Daily Lipid Log:
The "Hybrid" Execution
Consistency is the only metric that matters. Today focused on texture modification ("Tempering") and a hybrid protein approach for vascular recovery.
The "Tempered" Oat Bowl
I used the Tempering Technique this morning. I mixed the Whey Isolate, Greek Yogurt, and Almond Butter into a "slurry" before adding it to the hot oats. It stops the protein from curdling and makes the 26g of fiber go down effortlessly.
30g Raw Walnuts
Non-negotiable. The goal isn't just lowering numbersโit's changing the shape of the particle from small/dense (dangerous) to large/buoyant. The ALA Omega-3s are the primary driver here.

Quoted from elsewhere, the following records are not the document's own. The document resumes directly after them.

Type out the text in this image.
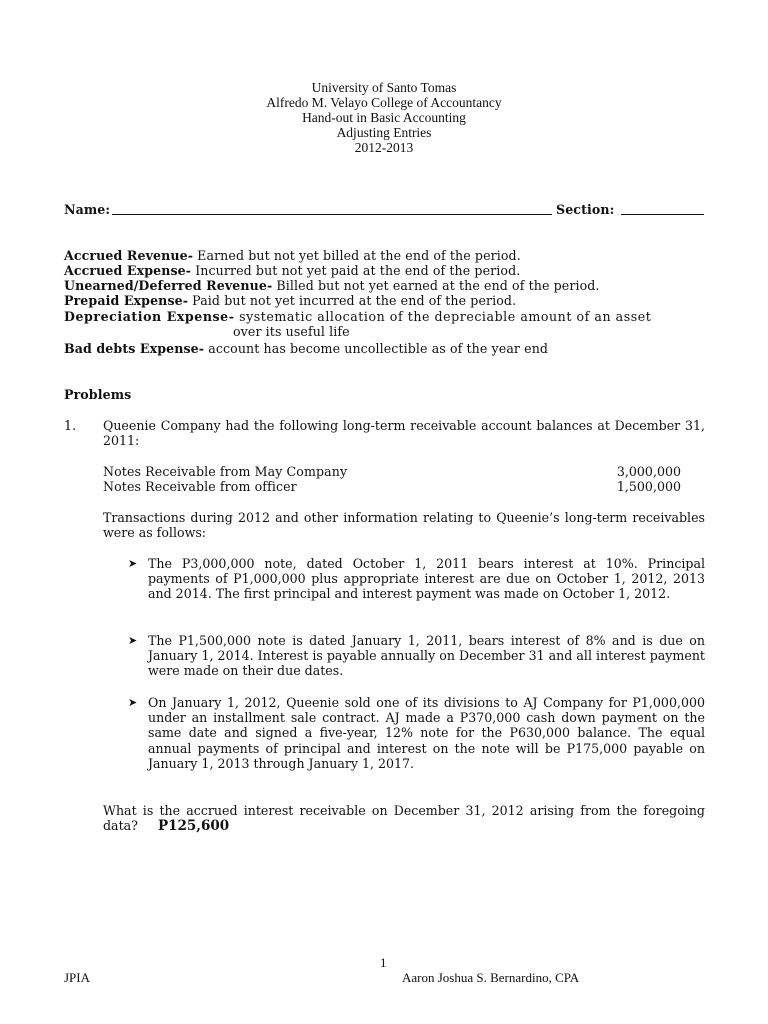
University of Santo Tomas
Alfredo M. Velayo College of Accountancy
Hand-out in Basic Accounting
Adjusting Entries
2012-2013
Name:	Section:
Accrued Revenue- Earned but not yet billed at the end of the period.
Accrued Expense- Incurred but not yet paid at the end of the period.
Unearned/Deferred Revenue- Billed but not yet earned at the end of the period.
Prepaid Expense- Paid but not yet incurred at the end of the period.
Depreciation Expense- systematic allocation of the depreciable amount of an asset
over its useful life
Bad debts Expense- account has become uncollectible as of the year end
Problems
1. Queenie Company had the following long-term receivable account balances at December 31, 2011:
Notes Receivable from May Company	3,000,000
Notes Receivable from officer	1,500,000
Transactions during 2012 and other information relating to Queenie’s long-term receivables were as follows:
➤ The P3,000,000 note, dated October 1, 2011 bears interest at 10%. Principal payments of P1,000,000 plus appropriate interest are due on October 1, 2012, 2013 and 2014. The first principal and interest payment was made on October 1, 2012.
➤ The P1,500,000 note is dated January 1, 2011, bears interest of 8% and is due on January 1, 2014. Interest is payable annually on December 31 and all interest payment were made on their due dates.
➤ On January 1, 2012, Queenie sold one of its divisions to AJ Company for P1,000,000 under an installment sale contract. AJ made a P370,000 cash down payment on the same date and signed a five-year, 12% note for the P630,000 balance. The equal annual payments of principal and interest on the note will be P175,000 payable on January 1, 2013 through January 1, 2017.
What is the accrued interest receivable on December 31, 2012 arising from the foregoing data? P125,600
1
JPIA	Aaron Joshua S. Bernardino, CPA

Vascular Recovery Smoothie
A "Hybrid Protocol" lunch. Combined Grass-Fed Whey Isolate (for amino acids) with Soy Milk (for heart health) and 3 cups of spinach.
- Nitrates: Relax arterial walls.
- Anthocyanins: "Anti-rust" for LDL particles.
Atlantic Mackerel (In Olive Oil)
Selected for the "Safety Surplus" (High Selenium vs Mercury). The DHA specifically targets the Idol protein in the liver, keeping LDL receptors active.
42g Almonds
Slowing down gastric emptying before dinner to blunt the evening glucose spike.
"Lipid-Smart" Italian Meatballs
Swapped the usual Turkey bowl for Lean Chicken Meatballs with Glossy Pomodoro. Engineered to minimize sat fat (<3g) while maximizing flavor.
The Almond Shield
Almond flour inside the meatballs adds plant sterols to compete with cholesterol.
Glossy Emulsion
Finished with Graza EVOO & pasta water (no butter) to preserve polyphenols.
Kitchen Closed.
Entering 14-Hour Fast for Lipophagy.